A different time, as they say, but it wasn’t an immediate free for all. The esteemed, and intimidating director issued an edict declaring the boy was “off-limits” to everyone on the production during the shoot. Good thing, as Andrésen makes it clear his well being was not the primary concern of his grandmother and defacto guardian, who was bedazzled to be given a cameo in the film.
These days, advocacy groups like the National Network for Children in Entertainment and Employment (NNCEE) make sure the duty to child performers extends throughout the film’s release. Visconti basically threw Andrésen to the wolves.
“He was even more beautiful back then,” Visconti’s boasts at a Cannes press conference, the newly 16-year-old Andrésen seated beside him, smiling gamely. “He has aged now, you can see he’s at an awkward age.” The reporters were no doubt doubly amused that the subject of those remarks didn’t get the joke. How could he? Unlike the maestro, he didn’t speak French.
Later in the documentary, Masatoshi Sakai, the Japanese music producer who had a hand in turning the teenage Andrésen into a pop sensation in that country, expresses a similar sentiment, but with infinitely more compassion.
Everyone, he suggests, comes to a place where they are the most beautiful they will ever be, and how lucky that the camera was there just as Andrésen was at his most sublime.
Lucky for everyone but Andrésen, who continued to be treated as an object, though the documentarians and their subject leave some of that to the imagination. He survived, but there’s clearly some damage, and an abiding sadness, compounded by personal tragedy.
The most beautiful boy in the world has become a bit of a curmudgeon, a stringy chainsmoker, bad at taking care of himself, overly reliant on his capable long-suffering girfriend. Even without the extraordinary early history, he might make for an entertaining documentary subject. He seems to have come to terms with the idea of himself as a performer. (Those who white knuckled their way through the sacrifice of the elders in Midsommar are in for a treat. He played the man who goes off the top of the rock, and the movie-set realities of that scene are a far cry from what showed up onscreen. It’s also fun to see him taking cell phone snaps of his own prosthetics.)
One of the most moving sequences in the film involves a trip to records bureau, on a quest to discover the identity of Andrésen’s biological father.
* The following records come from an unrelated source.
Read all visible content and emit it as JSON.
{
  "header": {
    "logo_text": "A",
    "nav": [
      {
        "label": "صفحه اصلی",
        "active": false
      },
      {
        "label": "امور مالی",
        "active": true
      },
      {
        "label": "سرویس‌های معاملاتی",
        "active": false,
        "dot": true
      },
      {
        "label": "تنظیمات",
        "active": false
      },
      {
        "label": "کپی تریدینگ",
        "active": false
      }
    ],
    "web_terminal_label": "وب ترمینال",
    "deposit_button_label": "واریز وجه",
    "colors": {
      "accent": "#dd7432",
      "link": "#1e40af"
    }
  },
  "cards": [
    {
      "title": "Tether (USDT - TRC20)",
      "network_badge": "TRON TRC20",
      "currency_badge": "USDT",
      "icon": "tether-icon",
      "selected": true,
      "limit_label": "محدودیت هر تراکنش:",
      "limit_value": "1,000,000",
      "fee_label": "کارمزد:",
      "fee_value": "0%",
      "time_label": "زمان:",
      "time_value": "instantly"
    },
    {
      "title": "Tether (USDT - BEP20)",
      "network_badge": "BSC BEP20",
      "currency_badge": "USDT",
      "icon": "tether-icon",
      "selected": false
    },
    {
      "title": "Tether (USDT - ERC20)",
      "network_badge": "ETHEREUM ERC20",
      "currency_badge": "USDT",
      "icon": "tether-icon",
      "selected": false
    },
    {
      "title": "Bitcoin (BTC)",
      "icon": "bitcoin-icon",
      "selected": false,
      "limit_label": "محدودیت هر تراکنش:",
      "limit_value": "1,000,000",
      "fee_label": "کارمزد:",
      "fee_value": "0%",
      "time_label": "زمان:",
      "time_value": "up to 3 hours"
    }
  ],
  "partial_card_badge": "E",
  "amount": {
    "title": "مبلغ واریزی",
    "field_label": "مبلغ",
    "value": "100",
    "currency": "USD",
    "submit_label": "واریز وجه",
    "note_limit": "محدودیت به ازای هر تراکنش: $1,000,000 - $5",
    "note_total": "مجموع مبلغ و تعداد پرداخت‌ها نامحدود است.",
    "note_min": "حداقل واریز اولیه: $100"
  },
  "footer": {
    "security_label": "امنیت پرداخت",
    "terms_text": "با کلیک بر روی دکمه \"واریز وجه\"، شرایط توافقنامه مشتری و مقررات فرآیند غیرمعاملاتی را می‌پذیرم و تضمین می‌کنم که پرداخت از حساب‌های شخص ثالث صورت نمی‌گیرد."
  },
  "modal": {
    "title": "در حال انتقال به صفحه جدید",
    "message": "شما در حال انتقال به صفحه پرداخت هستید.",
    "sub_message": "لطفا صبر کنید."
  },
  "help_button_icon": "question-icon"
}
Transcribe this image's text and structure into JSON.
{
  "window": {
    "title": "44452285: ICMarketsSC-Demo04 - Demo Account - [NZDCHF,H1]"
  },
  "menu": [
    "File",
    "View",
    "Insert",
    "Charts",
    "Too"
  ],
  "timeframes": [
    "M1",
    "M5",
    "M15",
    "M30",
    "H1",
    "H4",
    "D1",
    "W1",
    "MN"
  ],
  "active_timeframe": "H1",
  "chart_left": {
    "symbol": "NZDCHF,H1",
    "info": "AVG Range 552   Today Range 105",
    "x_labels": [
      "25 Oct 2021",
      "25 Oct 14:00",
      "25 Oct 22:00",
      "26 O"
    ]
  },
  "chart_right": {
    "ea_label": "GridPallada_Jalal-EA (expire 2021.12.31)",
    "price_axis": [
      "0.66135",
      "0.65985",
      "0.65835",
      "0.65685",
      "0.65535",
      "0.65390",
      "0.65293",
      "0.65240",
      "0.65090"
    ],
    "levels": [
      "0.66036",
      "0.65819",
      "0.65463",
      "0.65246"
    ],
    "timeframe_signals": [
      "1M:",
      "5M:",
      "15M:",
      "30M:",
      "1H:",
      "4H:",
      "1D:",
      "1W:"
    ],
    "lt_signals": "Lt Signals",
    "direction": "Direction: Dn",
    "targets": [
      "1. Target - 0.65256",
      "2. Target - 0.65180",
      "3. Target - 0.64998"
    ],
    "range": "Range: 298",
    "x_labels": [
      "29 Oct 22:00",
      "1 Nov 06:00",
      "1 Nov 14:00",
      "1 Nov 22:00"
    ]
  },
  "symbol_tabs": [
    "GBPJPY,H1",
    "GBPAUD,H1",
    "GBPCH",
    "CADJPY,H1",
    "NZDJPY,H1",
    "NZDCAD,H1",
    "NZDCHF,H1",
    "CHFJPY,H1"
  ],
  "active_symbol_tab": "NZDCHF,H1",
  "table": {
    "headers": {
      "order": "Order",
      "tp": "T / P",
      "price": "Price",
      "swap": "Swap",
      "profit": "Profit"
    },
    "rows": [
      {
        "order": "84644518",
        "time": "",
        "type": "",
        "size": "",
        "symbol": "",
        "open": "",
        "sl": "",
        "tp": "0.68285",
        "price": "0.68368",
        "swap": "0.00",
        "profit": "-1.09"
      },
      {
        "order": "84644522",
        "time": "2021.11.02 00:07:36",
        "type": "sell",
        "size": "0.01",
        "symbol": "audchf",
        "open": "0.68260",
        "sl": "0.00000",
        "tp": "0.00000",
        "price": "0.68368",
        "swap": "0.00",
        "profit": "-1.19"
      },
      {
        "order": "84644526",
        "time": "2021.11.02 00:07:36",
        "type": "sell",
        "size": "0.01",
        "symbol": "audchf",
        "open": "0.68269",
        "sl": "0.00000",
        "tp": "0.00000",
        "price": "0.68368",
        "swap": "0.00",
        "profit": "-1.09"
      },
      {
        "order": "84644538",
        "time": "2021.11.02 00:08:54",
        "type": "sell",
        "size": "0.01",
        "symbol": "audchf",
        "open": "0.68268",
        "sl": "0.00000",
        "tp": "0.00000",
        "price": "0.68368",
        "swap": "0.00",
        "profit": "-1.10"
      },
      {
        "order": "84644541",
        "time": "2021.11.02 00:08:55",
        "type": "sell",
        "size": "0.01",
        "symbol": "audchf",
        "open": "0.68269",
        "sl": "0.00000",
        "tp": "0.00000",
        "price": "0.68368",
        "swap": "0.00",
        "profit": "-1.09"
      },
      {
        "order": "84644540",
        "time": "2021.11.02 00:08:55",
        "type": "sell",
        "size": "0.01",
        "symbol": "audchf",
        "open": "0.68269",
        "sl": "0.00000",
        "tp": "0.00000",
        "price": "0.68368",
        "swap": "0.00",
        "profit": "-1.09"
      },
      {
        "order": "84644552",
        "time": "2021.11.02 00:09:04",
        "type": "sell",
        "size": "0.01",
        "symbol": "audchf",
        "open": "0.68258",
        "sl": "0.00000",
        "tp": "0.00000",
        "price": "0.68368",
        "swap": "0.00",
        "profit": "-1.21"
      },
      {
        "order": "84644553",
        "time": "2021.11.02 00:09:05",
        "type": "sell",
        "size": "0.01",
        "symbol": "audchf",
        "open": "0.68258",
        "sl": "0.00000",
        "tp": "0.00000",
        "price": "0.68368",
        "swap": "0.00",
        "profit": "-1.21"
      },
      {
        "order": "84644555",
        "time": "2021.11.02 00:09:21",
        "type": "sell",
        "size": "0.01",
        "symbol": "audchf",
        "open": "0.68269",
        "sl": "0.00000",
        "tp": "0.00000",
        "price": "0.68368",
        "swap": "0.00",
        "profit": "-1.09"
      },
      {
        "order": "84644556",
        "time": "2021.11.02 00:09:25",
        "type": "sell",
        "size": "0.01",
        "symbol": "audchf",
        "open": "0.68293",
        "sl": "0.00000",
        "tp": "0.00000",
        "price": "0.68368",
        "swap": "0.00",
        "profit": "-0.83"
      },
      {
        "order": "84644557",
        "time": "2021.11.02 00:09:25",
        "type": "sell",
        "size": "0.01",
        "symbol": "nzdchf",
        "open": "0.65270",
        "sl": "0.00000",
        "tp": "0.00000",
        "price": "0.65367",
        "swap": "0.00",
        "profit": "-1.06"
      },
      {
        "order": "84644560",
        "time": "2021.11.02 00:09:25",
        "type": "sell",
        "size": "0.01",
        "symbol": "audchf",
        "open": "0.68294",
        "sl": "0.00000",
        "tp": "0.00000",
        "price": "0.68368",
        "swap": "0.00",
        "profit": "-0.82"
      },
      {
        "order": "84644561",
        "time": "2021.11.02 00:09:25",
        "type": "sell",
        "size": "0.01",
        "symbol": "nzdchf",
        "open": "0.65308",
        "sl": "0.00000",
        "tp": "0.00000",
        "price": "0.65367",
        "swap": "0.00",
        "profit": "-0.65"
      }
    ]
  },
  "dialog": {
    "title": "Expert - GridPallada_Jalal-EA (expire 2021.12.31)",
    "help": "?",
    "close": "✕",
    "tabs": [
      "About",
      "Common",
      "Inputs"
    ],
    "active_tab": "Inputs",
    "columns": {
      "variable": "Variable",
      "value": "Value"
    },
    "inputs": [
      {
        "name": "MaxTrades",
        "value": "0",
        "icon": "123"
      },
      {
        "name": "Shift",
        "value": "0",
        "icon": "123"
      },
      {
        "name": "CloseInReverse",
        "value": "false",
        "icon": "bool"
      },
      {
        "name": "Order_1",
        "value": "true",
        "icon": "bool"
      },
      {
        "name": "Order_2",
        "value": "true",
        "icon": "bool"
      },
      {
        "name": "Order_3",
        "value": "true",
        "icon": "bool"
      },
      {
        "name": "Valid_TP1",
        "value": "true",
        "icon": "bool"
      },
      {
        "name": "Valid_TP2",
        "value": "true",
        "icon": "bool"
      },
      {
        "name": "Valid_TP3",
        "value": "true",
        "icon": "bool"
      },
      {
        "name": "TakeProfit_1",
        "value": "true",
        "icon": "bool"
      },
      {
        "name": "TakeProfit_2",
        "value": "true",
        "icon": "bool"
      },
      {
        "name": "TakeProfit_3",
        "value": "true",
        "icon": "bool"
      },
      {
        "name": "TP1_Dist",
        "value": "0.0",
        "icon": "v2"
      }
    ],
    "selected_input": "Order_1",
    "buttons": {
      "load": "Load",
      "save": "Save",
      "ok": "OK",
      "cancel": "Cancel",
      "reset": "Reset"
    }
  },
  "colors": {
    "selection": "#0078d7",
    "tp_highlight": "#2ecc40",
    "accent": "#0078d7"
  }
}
He also examines police reports on the death of his mother, four years before he played Tadzio. A female worker gently explains that she removed some photos as a precaution, not wanting disturbing images of someone he loved (and strongly resembles) to ambush him. He leafs through the file alone, save for the presence of the documentary crew, whose microphones picking up tiny whimpers of distress. When its time to go, the worker, discreetly noticing his misery, offers to see him to the door, where she enfolds him in a warm, maternal embrace.
This boy was beautiful, and tragically lacking a mother bear.